What this means if you want to advertise on ChatGPT
This is the more interesting angle for NZ business owners. OpenAI is building a new advertising channel where users are actively in research mode, comparing options, and making decisions. Early data from analytics firm Criteo (February 2026) showed that users referred from ChatGPT convert at roughly 1.5 times the rate of other referral traffic sources. That's a strong signal.
The CPM (cost per thousand impressions) has been reported around USD $60, which sits well above typical display advertising but below premium search placements. You're paying for intent, not eyeballs.
To express interest in advertising, OpenAI has an advertiser sign-up page at openai.com/advertisers. The NZ expansion means NZ-targeted inventory should become available, though the program is still in early access and likely requires meaningful ad budgets to get started. This isn't a self-serve platform like Google Ads yet.
For NZ advertisers who want to research what competitors are doing in AI search, Semrush has an advertising intelligence toolkit worth looking at with plans starting around USD $120/month (roughly NZD $198). Early users often spot emerging ad trends before they hit mainstream channels, which can pay off in first-mover advantage.
The bigger picture: free AI was always going to cost something
ChatGPT has around 800 million users and infrastructure costs that run into the billions annually. The free tier could only exist as long as OpenAI was comfortable burning investor capital. As the company moves toward profitability, monetisation was inevitable.
The interesting competitive dynamic: Anthropic ran Super Bowl ads in early 2026 directly mocking OpenAI's ad launch, positioning Claude as the "ad-free" AI. Claude Pro is USD $20/month and currently has no advertising. That's a real differentiator for users who care about a clean experience.

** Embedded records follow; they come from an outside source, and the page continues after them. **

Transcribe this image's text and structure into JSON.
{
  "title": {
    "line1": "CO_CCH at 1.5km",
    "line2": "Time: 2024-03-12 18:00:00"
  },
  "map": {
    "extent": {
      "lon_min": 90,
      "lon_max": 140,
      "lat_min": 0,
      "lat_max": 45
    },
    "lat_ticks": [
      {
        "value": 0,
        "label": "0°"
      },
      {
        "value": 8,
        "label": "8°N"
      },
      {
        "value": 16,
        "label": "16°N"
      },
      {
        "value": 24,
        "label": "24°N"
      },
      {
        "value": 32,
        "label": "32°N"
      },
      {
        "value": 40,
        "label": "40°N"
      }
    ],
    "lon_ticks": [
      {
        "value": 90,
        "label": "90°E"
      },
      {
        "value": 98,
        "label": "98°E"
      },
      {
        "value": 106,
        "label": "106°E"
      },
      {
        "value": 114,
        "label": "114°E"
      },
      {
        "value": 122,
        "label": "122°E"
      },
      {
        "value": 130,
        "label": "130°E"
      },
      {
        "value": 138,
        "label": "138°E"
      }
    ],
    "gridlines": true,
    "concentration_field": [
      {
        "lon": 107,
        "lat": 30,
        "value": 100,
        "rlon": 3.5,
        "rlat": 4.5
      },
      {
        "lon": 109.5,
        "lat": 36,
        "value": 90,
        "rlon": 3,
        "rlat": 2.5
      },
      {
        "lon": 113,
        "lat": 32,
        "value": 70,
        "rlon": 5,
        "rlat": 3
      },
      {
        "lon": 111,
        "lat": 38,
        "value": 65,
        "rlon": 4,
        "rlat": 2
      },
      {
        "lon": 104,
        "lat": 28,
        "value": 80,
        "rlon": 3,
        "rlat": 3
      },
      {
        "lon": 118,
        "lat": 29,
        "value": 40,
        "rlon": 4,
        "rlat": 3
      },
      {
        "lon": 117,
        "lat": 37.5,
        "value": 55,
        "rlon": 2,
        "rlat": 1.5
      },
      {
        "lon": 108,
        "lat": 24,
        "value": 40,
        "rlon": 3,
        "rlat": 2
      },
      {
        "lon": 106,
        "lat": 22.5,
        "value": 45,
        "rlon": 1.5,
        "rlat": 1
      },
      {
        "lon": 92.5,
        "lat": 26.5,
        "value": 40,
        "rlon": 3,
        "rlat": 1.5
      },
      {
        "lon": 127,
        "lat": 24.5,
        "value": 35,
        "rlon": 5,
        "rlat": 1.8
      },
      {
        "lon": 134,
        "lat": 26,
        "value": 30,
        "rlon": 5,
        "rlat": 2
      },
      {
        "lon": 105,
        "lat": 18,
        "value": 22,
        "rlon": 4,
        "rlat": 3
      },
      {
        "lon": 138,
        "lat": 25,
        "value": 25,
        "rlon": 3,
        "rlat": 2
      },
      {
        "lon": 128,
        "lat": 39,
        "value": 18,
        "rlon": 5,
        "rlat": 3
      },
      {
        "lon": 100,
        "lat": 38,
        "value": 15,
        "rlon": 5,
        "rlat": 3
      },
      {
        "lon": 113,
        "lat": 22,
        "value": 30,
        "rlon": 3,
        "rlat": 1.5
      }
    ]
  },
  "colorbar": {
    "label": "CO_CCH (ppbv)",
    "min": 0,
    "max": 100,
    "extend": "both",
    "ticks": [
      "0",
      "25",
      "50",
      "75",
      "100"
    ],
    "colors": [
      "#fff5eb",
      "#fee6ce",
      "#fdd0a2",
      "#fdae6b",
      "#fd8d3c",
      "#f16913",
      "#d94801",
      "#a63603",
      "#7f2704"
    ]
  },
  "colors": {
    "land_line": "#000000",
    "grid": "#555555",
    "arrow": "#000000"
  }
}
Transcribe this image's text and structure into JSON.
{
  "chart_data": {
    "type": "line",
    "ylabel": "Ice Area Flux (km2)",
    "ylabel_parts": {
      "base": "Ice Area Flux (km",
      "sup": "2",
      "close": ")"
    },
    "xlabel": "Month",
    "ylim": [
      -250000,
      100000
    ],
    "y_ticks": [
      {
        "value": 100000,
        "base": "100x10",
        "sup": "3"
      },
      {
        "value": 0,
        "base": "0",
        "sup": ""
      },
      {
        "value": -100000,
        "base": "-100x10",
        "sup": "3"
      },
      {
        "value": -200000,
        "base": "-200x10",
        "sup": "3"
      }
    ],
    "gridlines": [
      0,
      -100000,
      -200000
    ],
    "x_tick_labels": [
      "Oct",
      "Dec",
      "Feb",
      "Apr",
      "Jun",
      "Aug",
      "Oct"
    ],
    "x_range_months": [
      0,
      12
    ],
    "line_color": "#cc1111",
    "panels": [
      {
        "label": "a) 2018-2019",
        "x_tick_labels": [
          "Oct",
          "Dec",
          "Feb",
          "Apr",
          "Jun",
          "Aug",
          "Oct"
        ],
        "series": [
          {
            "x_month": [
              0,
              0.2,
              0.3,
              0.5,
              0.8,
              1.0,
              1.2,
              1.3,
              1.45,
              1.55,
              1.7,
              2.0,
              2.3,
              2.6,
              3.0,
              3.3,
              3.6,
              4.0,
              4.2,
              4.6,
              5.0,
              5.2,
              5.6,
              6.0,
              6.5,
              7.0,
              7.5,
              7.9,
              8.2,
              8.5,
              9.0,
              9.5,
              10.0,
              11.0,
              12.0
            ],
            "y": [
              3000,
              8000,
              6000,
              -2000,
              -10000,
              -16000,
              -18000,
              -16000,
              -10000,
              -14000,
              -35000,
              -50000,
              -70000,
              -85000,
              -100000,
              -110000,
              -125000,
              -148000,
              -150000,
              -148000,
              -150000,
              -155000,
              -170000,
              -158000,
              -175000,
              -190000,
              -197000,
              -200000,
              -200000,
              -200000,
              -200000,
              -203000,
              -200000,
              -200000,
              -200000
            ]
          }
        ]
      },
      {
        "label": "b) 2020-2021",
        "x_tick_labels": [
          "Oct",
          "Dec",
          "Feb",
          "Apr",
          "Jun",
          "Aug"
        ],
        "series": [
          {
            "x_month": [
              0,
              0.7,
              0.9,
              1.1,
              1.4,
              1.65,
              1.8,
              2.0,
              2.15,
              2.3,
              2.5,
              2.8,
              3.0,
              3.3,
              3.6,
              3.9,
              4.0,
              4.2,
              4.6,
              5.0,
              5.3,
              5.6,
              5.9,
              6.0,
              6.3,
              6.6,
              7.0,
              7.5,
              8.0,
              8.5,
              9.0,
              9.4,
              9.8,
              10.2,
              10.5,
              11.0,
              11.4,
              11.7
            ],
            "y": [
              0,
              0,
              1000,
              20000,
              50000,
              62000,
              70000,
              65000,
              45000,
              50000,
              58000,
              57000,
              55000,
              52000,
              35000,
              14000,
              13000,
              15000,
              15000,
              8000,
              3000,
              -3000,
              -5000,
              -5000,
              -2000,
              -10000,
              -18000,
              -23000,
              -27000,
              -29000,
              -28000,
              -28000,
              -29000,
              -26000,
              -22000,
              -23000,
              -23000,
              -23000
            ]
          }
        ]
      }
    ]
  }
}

For NZ businesses, the practical question is simple: are you using ChatGPT for important business tasks or just casual queries? If it's the former, the Plus plan is worth it. If you're only using it occasionally, the ads will probably be a minor inconvenience rather than a dealbreaker.
What to do right now
If you use the Free tier for business work: weigh up whether NZD $33/month for Plus is worth removing ads and getting better usage limits. For most businesses with regular AI usage, it likely is.
If you've been considering advertising your NZ business on AI platforms: sign up for updates at openai.com/advertisers. Early movers in new ad channels typically get better inventory and lower effective CPMs before competition drives prices up.
If you prefer to stay ad-free without paying: Claude (claude.ai) remains ad-free on its free tier as of May 2026, and Anthropic has publicly positioned this as a long-term differentiator.
The free lunch is ending. The question is whether you want to pay in money or attention.
Sources: OpenAI blog "Testing ads in ChatGPT" (openai.com/index/testing-ads-in-chatgpt/, updated May 7 2026); TechCrunch "ChatGPT rolls out ads" (February 9 2026); CNBC "ChatGPT's ad pilot has the industry excited" (March 20 2026); Criteo conversion data via Affiliate Summit (February 2026).